Web searches to gain smart user interface

Web sites capable of running intelligent interfaces that automatically adapt to individual user preferences may come a step closer this week with the launch of a developer's kit from new Californian company Selectica.

Web sites capable of running intelligent interfaces that automatically adapt to individual user preferences may come a step closer this week with the launch of a Java-based developer's kit from Santa Clara, California, start-up Selectica. Selectica's toolset draws on an artificial-intelligence technology to provide flexible, adaptive database access.

The company's forthcoming SRx development tools are based on object-oriented data access engines. The engines allow developers to deploy applications that execute transactions against existing back-end databases but present the data through flexible, customisable interfaces that immediately change depending on a user's selection criteria.

For example, a network manager could browse a vendor's site and explore the relative cost of particular network scenarios configured with different numbers of routers, switches and hubs. The user interface could automatically adjust to graphically display those scenarios in a variety of formats, and, once the final selection was made, the purchase could be entered in a relational database.

The start-up will initially target developers of Web applications, such as electronic commerce applications, who until now have been trying to develop these types of capabilities primarily using low-level C++ and Java code.

Selectica's SRx engines include the SRx Pro client-based Java applet and its SRx Lite client-side subset, as well as the SRx Server as the server-side Java application. Next month Selectica will ship a software developer's kit based on SRx Pro.

"We provide developers with an API into the knowledge base, along with examples and specifications for how the knowledge base should be organized," says Sanjay Mittal, chief technical officer of Selectica.

The company's first product, the SDK-100 SRx Developer's Kit, consists of the SRx Pro client engine, a Java-based graphical user interface toolkit; a client-side SRx API for graphical front ends created with other tools; an ODBC API, and a knowledge-base API. A server-side software developer's kit will enter beta testing in October and ship in December. The SDK-100 is priced at US$10,000 for a developer license and US$5000 for additional licences.
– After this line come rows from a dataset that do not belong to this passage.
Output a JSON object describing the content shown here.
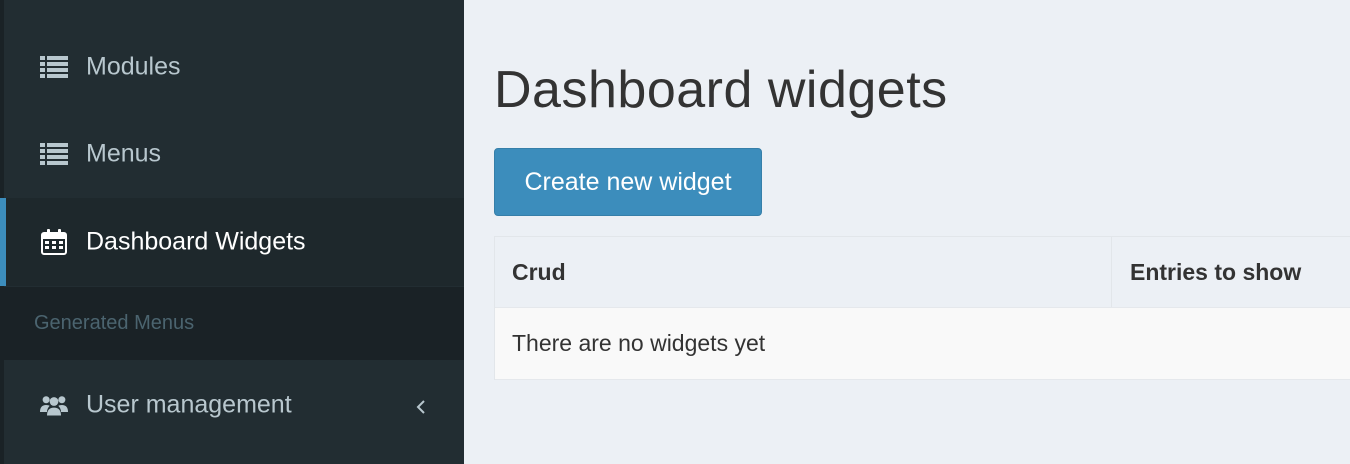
{
  "sidebar": {
    "items": [
      {
        "label": "Modules",
        "icon": "list-icon",
        "active": false
      },
      {
        "label": "Menus",
        "icon": "list-icon",
        "active": false
      },
      {
        "label": "Dashboard Widgets",
        "icon": "calendar-icon",
        "active": true
      }
    ],
    "header": "Generated Menus",
    "user_management": {
      "label": "User management",
      "icon": "users-icon"
    }
  },
  "main": {
    "title": "Dashboard widgets",
    "create_button": "Create new widget",
    "table": {
      "columns": [
        "Crud",
        "Entries to show"
      ],
      "empty_message": "There are no widgets yet"
    }
  },
  "colors": {
    "sidebar_bg": "#222d32",
    "sidebar_active_bg": "#1e282c",
    "accent": "#3c8dbc",
    "content_bg": "#ecf0f5"
  }
}
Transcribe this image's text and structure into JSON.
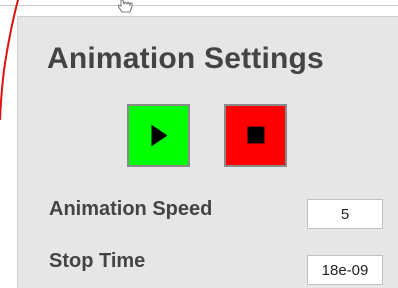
{
  "panel": {
    "title": "Animation Settings"
  },
  "controls": {
    "play_icon": "play-icon",
    "stop_icon": "stop-icon",
    "play_color": "#00ff00",
    "stop_color": "#ff0000"
  },
  "settings": {
    "speed_label": "Animation Speed",
    "speed_value": "5",
    "stop_time_label": "Stop Time",
    "stop_time_value": "18e-09"
  }
}
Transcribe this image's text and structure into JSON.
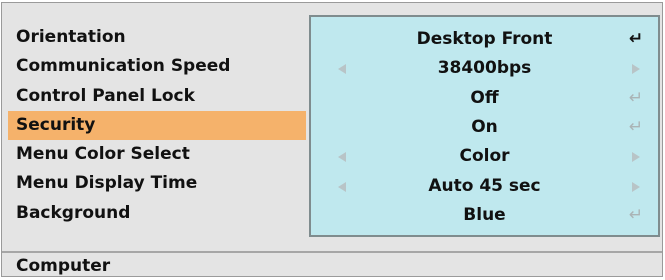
{
  "menu": {
    "items": [
      {
        "label": "Orientation",
        "value": "Desktop Front",
        "left_arrow": false,
        "right_arrow": false,
        "enter": "active",
        "selected": false
      },
      {
        "label": "Communication Speed",
        "value": "38400bps",
        "left_arrow": true,
        "right_arrow": true,
        "enter": "none",
        "selected": false
      },
      {
        "label": "Control Panel Lock",
        "value": "Off",
        "left_arrow": false,
        "right_arrow": false,
        "enter": "inactive",
        "selected": false
      },
      {
        "label": "Security",
        "value": "On",
        "left_arrow": false,
        "right_arrow": false,
        "enter": "inactive",
        "selected": true
      },
      {
        "label": "Menu Color Select",
        "value": "Color",
        "left_arrow": true,
        "right_arrow": true,
        "enter": "none",
        "selected": false
      },
      {
        "label": "Menu Display Time",
        "value": "Auto 45 sec",
        "left_arrow": true,
        "right_arrow": true,
        "enter": "none",
        "selected": false
      },
      {
        "label": "Background",
        "value": "Blue",
        "left_arrow": false,
        "right_arrow": false,
        "enter": "inactive",
        "selected": false
      }
    ]
  },
  "status_bar": {
    "source": "Computer"
  },
  "icons": {
    "enter": "↵",
    "left": "left-arrow-icon",
    "right": "right-arrow-icon"
  },
  "colors": {
    "selected_row": "#f5b26b",
    "value_panel": "#bfe8ee",
    "background": "#e4e4e4"
  }
}
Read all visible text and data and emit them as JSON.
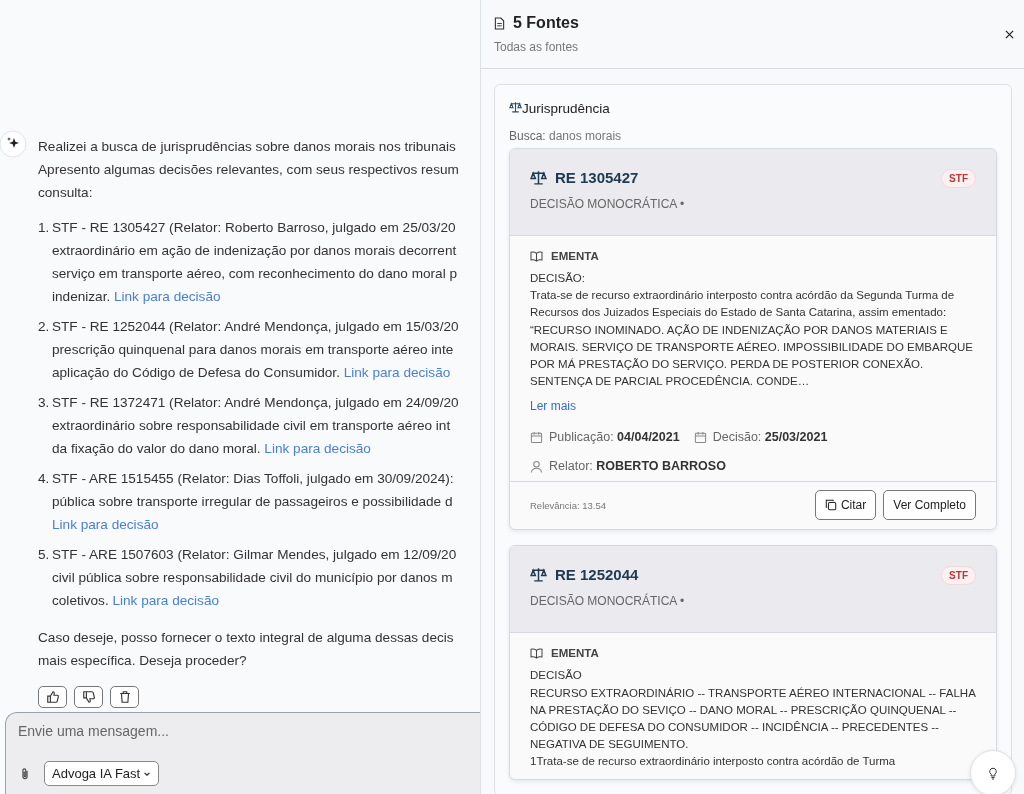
{
  "chat": {
    "intro": [
      "Realizei a busca de jurisprudências sobre danos morais nos tribunais",
      "Apresento algumas decisões relevantes, com seus respectivos resum",
      "consulta:"
    ],
    "items": [
      {
        "number": "1.",
        "lines": [
          {
            "text": "STF - RE 1305427 (Relator: Roberto Barroso, julgado em 25/03/20"
          },
          {
            "text": "extraordinário em ação de indenização por danos morais decorrent"
          },
          {
            "text": "serviço em transporte aéreo, com reconhecimento do dano moral p"
          },
          {
            "text": "indenizar.",
            "link": "Link para decisão"
          }
        ]
      },
      {
        "number": "2.",
        "lines": [
          {
            "text": "STF - RE 1252044 (Relator: André Mendonça, julgado em 15/03/20"
          },
          {
            "text": "prescrição quinquenal para danos morais em transporte aéreo inte"
          },
          {
            "text": "aplicação do Código de Defesa do Consumidor.",
            "link": "Link para decisão"
          }
        ]
      },
      {
        "number": "3.",
        "lines": [
          {
            "text": "STF - RE 1372471 (Relator: André Mendonça, julgado em 24/09/20"
          },
          {
            "text": "extraordinário sobre responsabilidade civil em transporte aéreo int"
          },
          {
            "text": "da fixação do valor do dano moral.",
            "link": "Link para decisão"
          }
        ]
      },
      {
        "number": "4.",
        "lines": [
          {
            "text": "STF - ARE 1515455 (Relator: Dias Toffoli, julgado em 30/09/2024):"
          },
          {
            "text": "pública sobre transporte irregular de passageiros e possibilidade d"
          },
          {
            "link": "Link para decisão"
          }
        ]
      },
      {
        "number": "5.",
        "lines": [
          {
            "text": "STF - ARE 1507603 (Relator: Gilmar Mendes, julgado em 12/09/20"
          },
          {
            "text": "civil pública sobre responsabilidade civil do município por danos m"
          },
          {
            "text": "coletivos.",
            "link": "Link para decisão"
          }
        ]
      }
    ],
    "closing": [
      "Caso deseje, posso fornecer o texto integral de alguma dessas decis",
      "mais específica. Deseja proceder?"
    ],
    "input": {
      "placeholder": "Envie uma mensagem..."
    },
    "model_select": "Advoga IA Fast"
  },
  "sources_panel": {
    "title": "5 Fontes",
    "subtitle": "Todas as fontes",
    "section": {
      "title": "Jurisprudência",
      "query_label": "Busca:",
      "query": "danos morais",
      "results": [
        {
          "title": "RE 1305427",
          "court": "STF",
          "type": "DECISÃO MONOCRÁTICA •",
          "ementa_label": "EMENTA",
          "ementa": "DECISÃO:\nTrata-se de recurso extraordinário interposto contra acórdão da Segunda Turma de Recursos dos Juizados Especiais do Estado de Santa Catarina, assim ementado:\n“RECURSO INOMINADO. AÇÃO DE INDENIZAÇÃO POR DANOS MATERIAIS E MORAIS. SERVIÇO DE TRANSPORTE AÉREO. IMPOSSIBILIDADE DO EMBARQUE POR MÁ PRESTAÇÃO DO SERVIÇO. PERDA DE POSTERIOR CONEXÃO. SENTENÇA DE PARCIAL PROCEDÊNCIA. CONDE…",
          "read_more": "Ler mais",
          "publication_label": "Publicação:",
          "publication": "04/04/2021",
          "decision_label": "Decisão:",
          "decision": "25/03/2021",
          "rapporteur_label": "Relator:",
          "rapporteur": "ROBERTO BARROSO",
          "relevance": "Relevância: 13.54",
          "cite_button": "Citar",
          "full_button": "Ver Completo"
        },
        {
          "title": "RE 1252044",
          "court": "STF",
          "type": "DECISÃO MONOCRÁTICA •",
          "ementa_label": "EMENTA",
          "ementa": "DECISÃO\nRECURSO EXTRAORDINÁRIO -- TRANSPORTE AÉREO INTERNACIONAL -- FALHA NA PRESTAÇÃO DO SEVIÇO -- DANO MORAL -- PRESCRIÇÃO QUINQUENAL -- CÓDIGO DE DEFESA DO CONSUMIDOR -- INCIDÊNCIA -- PRECEDENTES -- NEGATIVA DE SEGUIMENTO.\n1Trata-se de recurso extraordinário interposto contra acórdão de Turma"
        }
      ]
    }
  }
}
"It could have merit in Internet commerce," says Stan Dolberg, an analyst with Forrester Research, a market research company in Cambridge, Massachusetts.

However, the tools market's current heavyweights agree that there is a need for intelligent toolsets. "We understand that it's an important aspect of Web application design and there's more to be done on that side," says Bill Bartow, the development tools product marketing manager at the Powersoft Business Group of Sybase.

"The challenge for a start-up like Selectica is to clearly define a solution to a specific problem," says Clay Ryder, an analyst with Zona Research, in Redwood City, California. "In general, this kind of artificial-intelligence, rules-based interface could also benefit network configuration and management, help desk and HR applications," Ryder says.